When Should Owners Tell Their Employees That The Company Is for Sale?
One of the most frequent questions we’re asked by Sellers is when to tell their employees that their company is for sale.
In many smaller companies, Sellers look at their employees almost as though they were family and feel an obligation or desire to “do the right thing.”
In general, the best time to tell employees that the company is for sale is AFTER closing.
If Sellers mention the potential sale to employees as the process begins, employees undergo a stressful period not knowing what will happen to the company or to their jobs. In certain industries where jobs are available, employees may leave in order to find certainty. They may also discuss the potential sale with competitors or customers, either in interviews or in other discussions. In the case of one particular business we listed, a Seller decided not to take our advice because she felt so strongly that she wanted her employees to know what was happening. Unfortunately, a large number of employees left the company, thereby greatly reducing its value.
Often times Sellers want to discuss the sale with their employees a day or two before closing. We recommend against this as well. First, it creates some additional level of anxiety, and second, there have been deals that have fallen apart right before, or even at closing.

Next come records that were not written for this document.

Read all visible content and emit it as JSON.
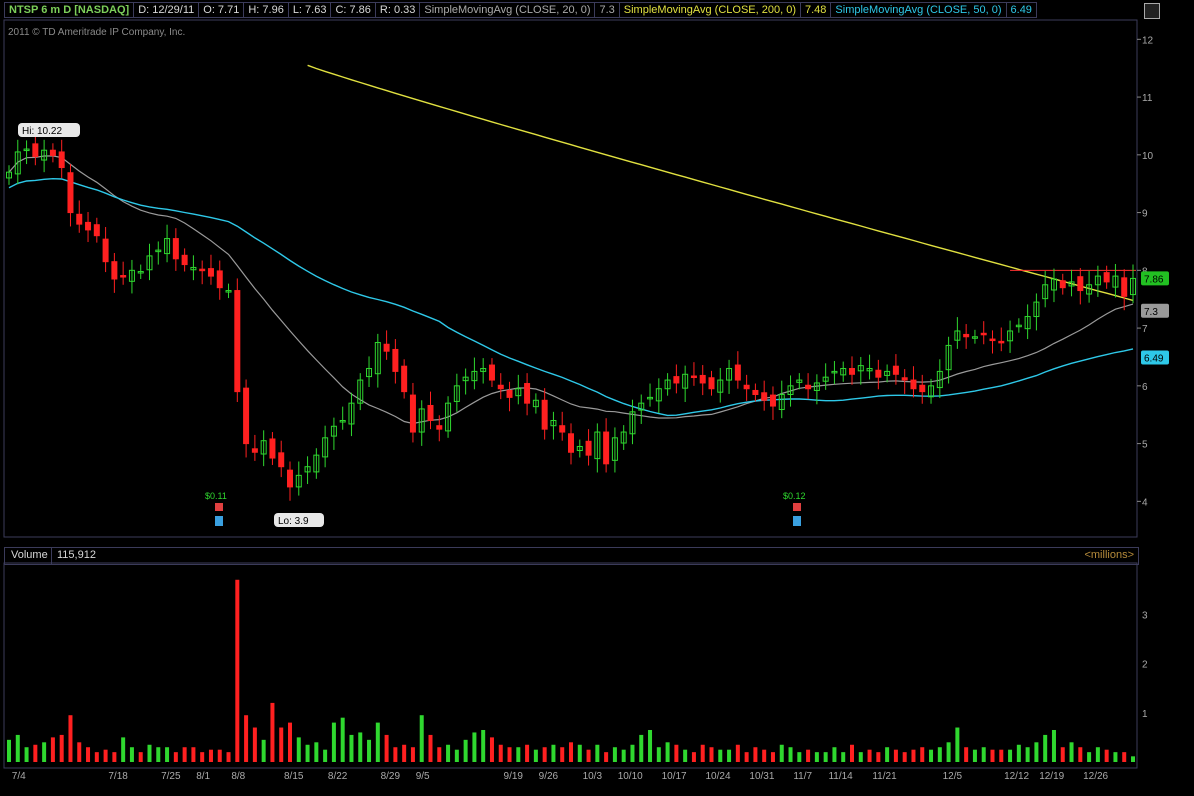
{
  "header": {
    "symbol": "NTSP 6 m D [NASDAQ]",
    "date": "D: 12/29/11",
    "open": "O: 7.71",
    "high": "H: 7.96",
    "low": "L: 7.63",
    "close": "C: 7.86",
    "range": "R: 0.33",
    "sma20_label": "SimpleMovingAvg (CLOSE, 20, 0)",
    "sma20_value": "7.3",
    "sma200_label": "SimpleMovingAvg (CLOSE, 200, 0)",
    "sma200_value": "7.48",
    "sma50_label": "SimpleMovingAvg (CLOSE, 50, 0)",
    "sma50_value": "6.49"
  },
  "copyright": "2011 © TD Ameritrade IP Company, Inc.",
  "volume_header": {
    "label": "Volume",
    "value": "115,912",
    "units": "<millions>"
  },
  "colors": {
    "up": "#2fd82f",
    "down": "#ff2020",
    "sma20": "#9a9a9a",
    "sma50": "#2ec8e8",
    "sma200": "#e0e040",
    "bg": "#000000",
    "grid": "#3b3b5a"
  },
  "chart_data": [
    {
      "type": "candlestick",
      "price_axis": {
        "ylim": [
          3.4,
          12.3
        ],
        "ticks": [
          4,
          5,
          6,
          7,
          8,
          9,
          10,
          11,
          12
        ]
      },
      "x_tick_labels": [
        "7/4",
        "7/18",
        "7/25",
        "8/1",
        "8/8",
        "8/15",
        "8/22",
        "8/29",
        "9/5",
        "9/19",
        "9/26",
        "10/3",
        "10/10",
        "10/17",
        "10/24",
        "10/31",
        "11/7",
        "11/14",
        "11/21",
        "12/5",
        "12/12",
        "12/19",
        "12/26"
      ],
      "closes": [
        9.7,
        10.05,
        10.1,
        9.97,
        10.08,
        9.99,
        9.78,
        9.0,
        8.8,
        8.7,
        8.6,
        8.15,
        7.85,
        7.9,
        8.0,
        7.98,
        8.25,
        8.35,
        8.55,
        8.2,
        8.1,
        8.05,
        8.0,
        7.9,
        7.7,
        7.65,
        5.9,
        5.0,
        4.85,
        5.05,
        4.75,
        4.6,
        4.25,
        4.45,
        4.6,
        4.8,
        5.1,
        5.3,
        5.4,
        5.7,
        6.1,
        6.3,
        6.75,
        6.6,
        6.25,
        5.9,
        5.2,
        5.6,
        5.4,
        5.25,
        5.7,
        6.0,
        6.15,
        6.25,
        6.3,
        6.1,
        5.95,
        5.8,
        5.95,
        5.7,
        5.75,
        5.25,
        5.4,
        5.2,
        4.85,
        4.95,
        4.8,
        5.2,
        4.65,
        5.1,
        5.2,
        5.55,
        5.7,
        5.8,
        5.95,
        6.1,
        6.05,
        6.2,
        6.15,
        6.05,
        5.95,
        6.1,
        6.3,
        6.1,
        5.95,
        5.85,
        5.75,
        5.65,
        5.85,
        6.0,
        6.1,
        5.95,
        6.05,
        6.15,
        6.25,
        6.3,
        6.2,
        6.35,
        6.3,
        6.15,
        6.25,
        6.2,
        6.1,
        5.95,
        5.9,
        6.0,
        6.25,
        6.7,
        6.95,
        6.85,
        6.85,
        6.9,
        6.8,
        6.75,
        6.95,
        7.05,
        7.2,
        7.45,
        7.75,
        7.85,
        7.7,
        7.8,
        7.65,
        7.75,
        7.9,
        7.8,
        7.9,
        7.55,
        7.86
      ],
      "annotations": [
        {
          "text": "Hi: 10.22"
        },
        {
          "text": "Lo: 3.9"
        },
        {
          "text": "$0.11"
        },
        {
          "text": "$0.12"
        }
      ],
      "series": [
        {
          "name": "SimpleMovingAvg (CLOSE, 20, 0)",
          "last": 7.3
        },
        {
          "name": "SimpleMovingAvg (CLOSE, 200, 0)",
          "last": 7.48
        },
        {
          "name": "SimpleMovingAvg (CLOSE, 50, 0)",
          "last": 6.49
        }
      ],
      "resistance_line": 8.0,
      "last_price_label": "7.86",
      "sma20_label": "7.3",
      "sma50_label": "6.49"
    },
    {
      "type": "bar",
      "ylim": [
        0,
        4
      ],
      "ticks": [
        1,
        2,
        3
      ],
      "volumes_millions": [
        0.45,
        0.55,
        0.3,
        0.35,
        0.4,
        0.5,
        0.55,
        0.95,
        0.4,
        0.3,
        0.2,
        0.25,
        0.2,
        0.5,
        0.3,
        0.2,
        0.35,
        0.3,
        0.3,
        0.2,
        0.3,
        0.3,
        0.2,
        0.25,
        0.25,
        0.2,
        3.7,
        0.95,
        0.7,
        0.45,
        1.2,
        0.7,
        0.8,
        0.5,
        0.35,
        0.4,
        0.25,
        0.8,
        0.9,
        0.55,
        0.6,
        0.45,
        0.8,
        0.55,
        0.3,
        0.35,
        0.3,
        0.95,
        0.55,
        0.3,
        0.35,
        0.25,
        0.45,
        0.6,
        0.65,
        0.5,
        0.35,
        0.3,
        0.3,
        0.35,
        0.25,
        0.3,
        0.35,
        0.3,
        0.4,
        0.35,
        0.25,
        0.35,
        0.2,
        0.3,
        0.25,
        0.35,
        0.55,
        0.65,
        0.3,
        0.4,
        0.35,
        0.25,
        0.2,
        0.35,
        0.3,
        0.25,
        0.25,
        0.35,
        0.2,
        0.3,
        0.25,
        0.2,
        0.35,
        0.3,
        0.2,
        0.25,
        0.2,
        0.2,
        0.3,
        0.2,
        0.35,
        0.2,
        0.25,
        0.2,
        0.3,
        0.25,
        0.2,
        0.25,
        0.3,
        0.25,
        0.3,
        0.4,
        0.7,
        0.3,
        0.25,
        0.3,
        0.25,
        0.25,
        0.25,
        0.35,
        0.3,
        0.4,
        0.55,
        0.65,
        0.3,
        0.4,
        0.3,
        0.2,
        0.3,
        0.25,
        0.2,
        0.2,
        0.115
      ]
    }
  ]
}
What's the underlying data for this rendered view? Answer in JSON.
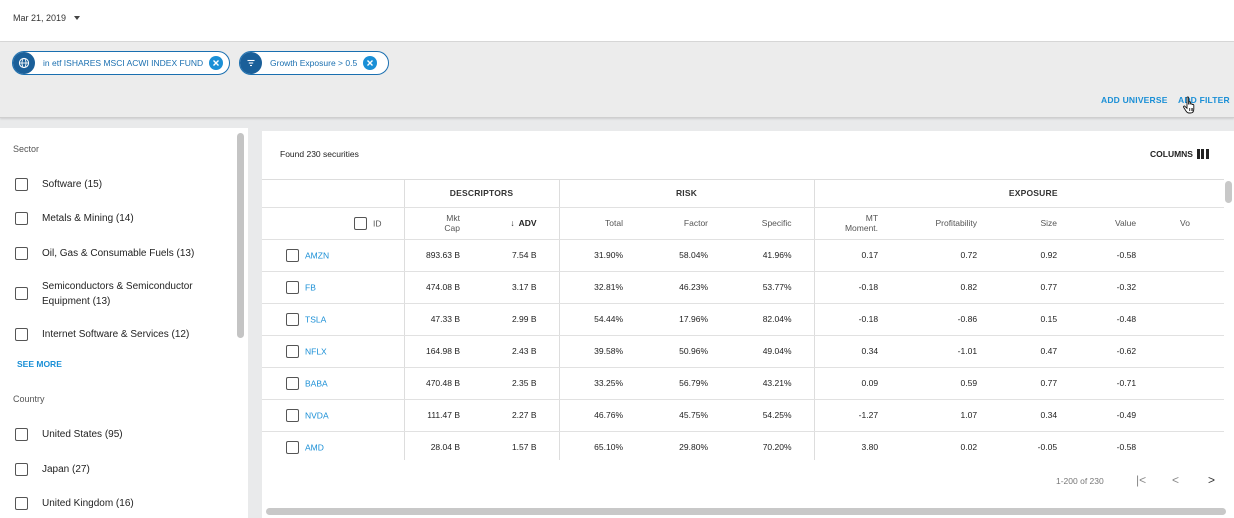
{
  "date_selector": {
    "value": "Mar 21, 2019"
  },
  "filters": [
    {
      "icon": "globe-icon",
      "label": "in etf ISHARES MSCI ACWI INDEX FUND"
    },
    {
      "icon": "filter-icon",
      "label": "Growth Exposure > 0.5"
    }
  ],
  "actions": {
    "add_universe": "ADD UNIVERSE",
    "add_filter": "ADD FILTER"
  },
  "sidebar": {
    "sector_title": "Sector",
    "sectors": [
      "Software (15)",
      "Metals & Mining (14)",
      "Oil, Gas & Consumable Fuels (13)",
      "Semiconductors & Semiconductor Equipment (13)",
      "Internet Software & Services (12)"
    ],
    "see_more": "SEE MORE",
    "country_title": "Country",
    "countries": [
      "United States (95)",
      "Japan (27)",
      "United Kingdom (16)"
    ]
  },
  "results": {
    "found": "Found 230 securities",
    "columns_label": "COLUMNS"
  },
  "table": {
    "groups": {
      "descriptors": "DESCRIPTORS",
      "risk": "RISK",
      "exposure": "EXPOSURE"
    },
    "headers": {
      "id": "ID",
      "mkt_cap_1": "Mkt",
      "mkt_cap_2": "Cap",
      "adv": "ADV",
      "total": "Total",
      "factor": "Factor",
      "specific": "Specific",
      "mt_1": "MT",
      "mt_2": "Moment.",
      "profitability": "Profitability",
      "size": "Size",
      "value": "Value",
      "vo": "Vo"
    },
    "rows": [
      {
        "id": "AMZN",
        "mkt_cap": "893.63 B",
        "adv": "7.54 B",
        "total": "31.90%",
        "factor": "58.04%",
        "specific": "41.96%",
        "mt": "0.17",
        "profitability": "0.72",
        "size": "0.92",
        "value": "-0.58"
      },
      {
        "id": "FB",
        "mkt_cap": "474.08 B",
        "adv": "3.17 B",
        "total": "32.81%",
        "factor": "46.23%",
        "specific": "53.77%",
        "mt": "-0.18",
        "profitability": "0.82",
        "size": "0.77",
        "value": "-0.32"
      },
      {
        "id": "TSLA",
        "mkt_cap": "47.33 B",
        "adv": "2.99 B",
        "total": "54.44%",
        "factor": "17.96%",
        "specific": "82.04%",
        "mt": "-0.18",
        "profitability": "-0.86",
        "size": "0.15",
        "value": "-0.48"
      },
      {
        "id": "NFLX",
        "mkt_cap": "164.98 B",
        "adv": "2.43 B",
        "total": "39.58%",
        "factor": "50.96%",
        "specific": "49.04%",
        "mt": "0.34",
        "profitability": "-1.01",
        "size": "0.47",
        "value": "-0.62"
      },
      {
        "id": "BABA",
        "mkt_cap": "470.48 B",
        "adv": "2.35 B",
        "total": "33.25%",
        "factor": "56.79%",
        "specific": "43.21%",
        "mt": "0.09",
        "profitability": "0.59",
        "size": "0.77",
        "value": "-0.71"
      },
      {
        "id": "NVDA",
        "mkt_cap": "111.47 B",
        "adv": "2.27 B",
        "total": "46.76%",
        "factor": "45.75%",
        "specific": "54.25%",
        "mt": "-1.27",
        "profitability": "1.07",
        "size": "0.34",
        "value": "-0.49"
      },
      {
        "id": "AMD",
        "mkt_cap": "28.04 B",
        "adv": "1.57 B",
        "total": "65.10%",
        "factor": "29.80%",
        "specific": "70.20%",
        "mt": "3.80",
        "profitability": "0.02",
        "size": "-0.05",
        "value": "-0.58"
      }
    ]
  },
  "pagination": {
    "range": "1-200 of 230"
  },
  "colors": {
    "accent": "#1a8fd6",
    "chip_icon": "#1a5f99",
    "background": "#e9eaeb"
  }
}
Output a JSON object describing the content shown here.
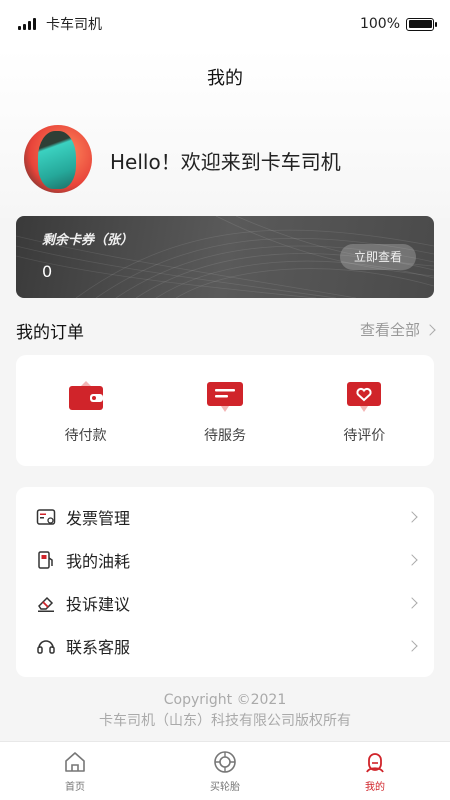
{
  "status_bar": {
    "carrier": "卡车司机",
    "battery": "100%"
  },
  "page": {
    "title": "我的"
  },
  "profile": {
    "greeting": "Hello！欢迎来到卡车司机"
  },
  "coupon": {
    "label": "剩余卡券（张）",
    "count": "0",
    "button": "立即查看"
  },
  "orders": {
    "title": "我的订单",
    "view_all": "查看全部",
    "items": [
      {
        "label": "待付款",
        "icon": "wallet-icon"
      },
      {
        "label": "待服务",
        "icon": "message-icon"
      },
      {
        "label": "待评价",
        "icon": "heart-message-icon"
      }
    ]
  },
  "menu": {
    "items": [
      {
        "label": "发票管理",
        "icon": "invoice-icon"
      },
      {
        "label": "我的油耗",
        "icon": "fuel-icon"
      },
      {
        "label": "投诉建议",
        "icon": "eraser-icon"
      },
      {
        "label": "联系客服",
        "icon": "headset-icon"
      }
    ]
  },
  "footer": {
    "copyright_line1": "Copyright ©2021",
    "copyright_line2": "卡车司机（山东）科技有限公司版权所有"
  },
  "tab_bar": {
    "tabs": [
      {
        "label": "首页",
        "icon": "home-icon",
        "active": false
      },
      {
        "label": "买轮胎",
        "icon": "tire-icon",
        "active": false
      },
      {
        "label": "我的",
        "icon": "user-icon",
        "active": true
      }
    ]
  },
  "colors": {
    "accent": "#d0242a",
    "card_dark": "#4a4a4a",
    "background": "#f5f5f5"
  }
}
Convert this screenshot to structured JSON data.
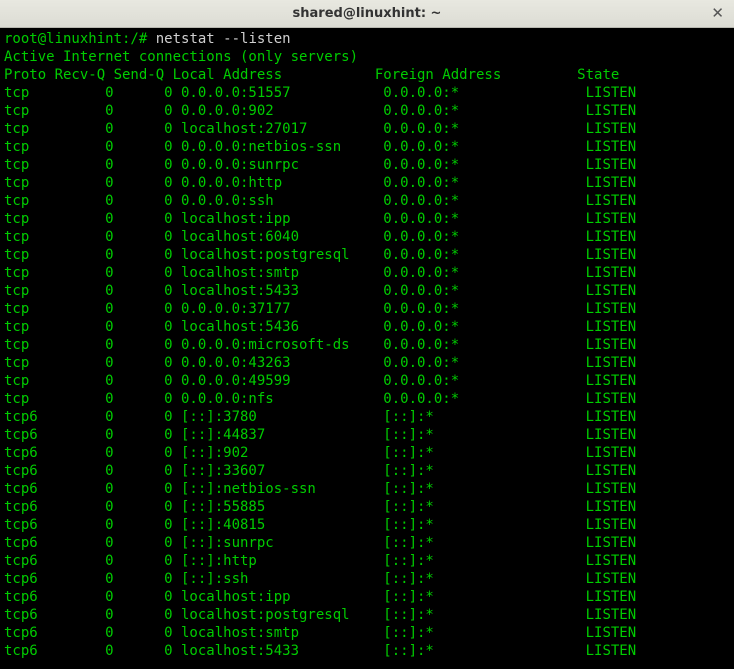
{
  "window_title": "shared@linuxhint: ~",
  "prompt": "root@linuxhint:/#",
  "command": "netstat --listen",
  "subtitle": "Active Internet connections (only servers)",
  "headers": [
    "Proto",
    "Recv-Q",
    "Send-Q",
    "Local Address",
    "Foreign Address",
    "State"
  ],
  "chart_data": {
    "type": "table",
    "columns": [
      "Proto",
      "Recv-Q",
      "Send-Q",
      "Local Address",
      "Foreign Address",
      "State"
    ],
    "rows": [
      [
        "tcp",
        "0",
        "0",
        "0.0.0.0:51557",
        "0.0.0.0:*",
        "LISTEN"
      ],
      [
        "tcp",
        "0",
        "0",
        "0.0.0.0:902",
        "0.0.0.0:*",
        "LISTEN"
      ],
      [
        "tcp",
        "0",
        "0",
        "localhost:27017",
        "0.0.0.0:*",
        "LISTEN"
      ],
      [
        "tcp",
        "0",
        "0",
        "0.0.0.0:netbios-ssn",
        "0.0.0.0:*",
        "LISTEN"
      ],
      [
        "tcp",
        "0",
        "0",
        "0.0.0.0:sunrpc",
        "0.0.0.0:*",
        "LISTEN"
      ],
      [
        "tcp",
        "0",
        "0",
        "0.0.0.0:http",
        "0.0.0.0:*",
        "LISTEN"
      ],
      [
        "tcp",
        "0",
        "0",
        "0.0.0.0:ssh",
        "0.0.0.0:*",
        "LISTEN"
      ],
      [
        "tcp",
        "0",
        "0",
        "localhost:ipp",
        "0.0.0.0:*",
        "LISTEN"
      ],
      [
        "tcp",
        "0",
        "0",
        "localhost:6040",
        "0.0.0.0:*",
        "LISTEN"
      ],
      [
        "tcp",
        "0",
        "0",
        "localhost:postgresql",
        "0.0.0.0:*",
        "LISTEN"
      ],
      [
        "tcp",
        "0",
        "0",
        "localhost:smtp",
        "0.0.0.0:*",
        "LISTEN"
      ],
      [
        "tcp",
        "0",
        "0",
        "localhost:5433",
        "0.0.0.0:*",
        "LISTEN"
      ],
      [
        "tcp",
        "0",
        "0",
        "0.0.0.0:37177",
        "0.0.0.0:*",
        "LISTEN"
      ],
      [
        "tcp",
        "0",
        "0",
        "localhost:5436",
        "0.0.0.0:*",
        "LISTEN"
      ],
      [
        "tcp",
        "0",
        "0",
        "0.0.0.0:microsoft-ds",
        "0.0.0.0:*",
        "LISTEN"
      ],
      [
        "tcp",
        "0",
        "0",
        "0.0.0.0:43263",
        "0.0.0.0:*",
        "LISTEN"
      ],
      [
        "tcp",
        "0",
        "0",
        "0.0.0.0:49599",
        "0.0.0.0:*",
        "LISTEN"
      ],
      [
        "tcp",
        "0",
        "0",
        "0.0.0.0:nfs",
        "0.0.0.0:*",
        "LISTEN"
      ],
      [
        "tcp6",
        "0",
        "0",
        "[::]:3780",
        "[::]:*",
        "LISTEN"
      ],
      [
        "tcp6",
        "0",
        "0",
        "[::]:44837",
        "[::]:*",
        "LISTEN"
      ],
      [
        "tcp6",
        "0",
        "0",
        "[::]:902",
        "[::]:*",
        "LISTEN"
      ],
      [
        "tcp6",
        "0",
        "0",
        "[::]:33607",
        "[::]:*",
        "LISTEN"
      ],
      [
        "tcp6",
        "0",
        "0",
        "[::]:netbios-ssn",
        "[::]:*",
        "LISTEN"
      ],
      [
        "tcp6",
        "0",
        "0",
        "[::]:55885",
        "[::]:*",
        "LISTEN"
      ],
      [
        "tcp6",
        "0",
        "0",
        "[::]:40815",
        "[::]:*",
        "LISTEN"
      ],
      [
        "tcp6",
        "0",
        "0",
        "[::]:sunrpc",
        "[::]:*",
        "LISTEN"
      ],
      [
        "tcp6",
        "0",
        "0",
        "[::]:http",
        "[::]:*",
        "LISTEN"
      ],
      [
        "tcp6",
        "0",
        "0",
        "[::]:ssh",
        "[::]:*",
        "LISTEN"
      ],
      [
        "tcp6",
        "0",
        "0",
        "localhost:ipp",
        "[::]:*",
        "LISTEN"
      ],
      [
        "tcp6",
        "0",
        "0",
        "localhost:postgresql",
        "[::]:*",
        "LISTEN"
      ],
      [
        "tcp6",
        "0",
        "0",
        "localhost:smtp",
        "[::]:*",
        "LISTEN"
      ],
      [
        "tcp6",
        "0",
        "0",
        "localhost:5433",
        "[::]:*",
        "LISTEN"
      ]
    ]
  }
}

The best time to tell employees is generally after closing. As soon as the former owner has told the employees about the sale, the new owner can be there to immediately reassure them of their importance to the company as it goes forward, and will hopefully alleviate anxiety before it has a chance to take hold.
As with any “guideline,” there are exceptions based on special circumstances that might be applicable to a particular Seller in a particular transaction. And, sometimes a seller may also have to evaluate and react to buyer requests to speak with employees prior to closing. Those exceptions need to be thought through carefully, and Sellers should be aware of the risks before making a decision to prematurely disclose the potential sale to their employees.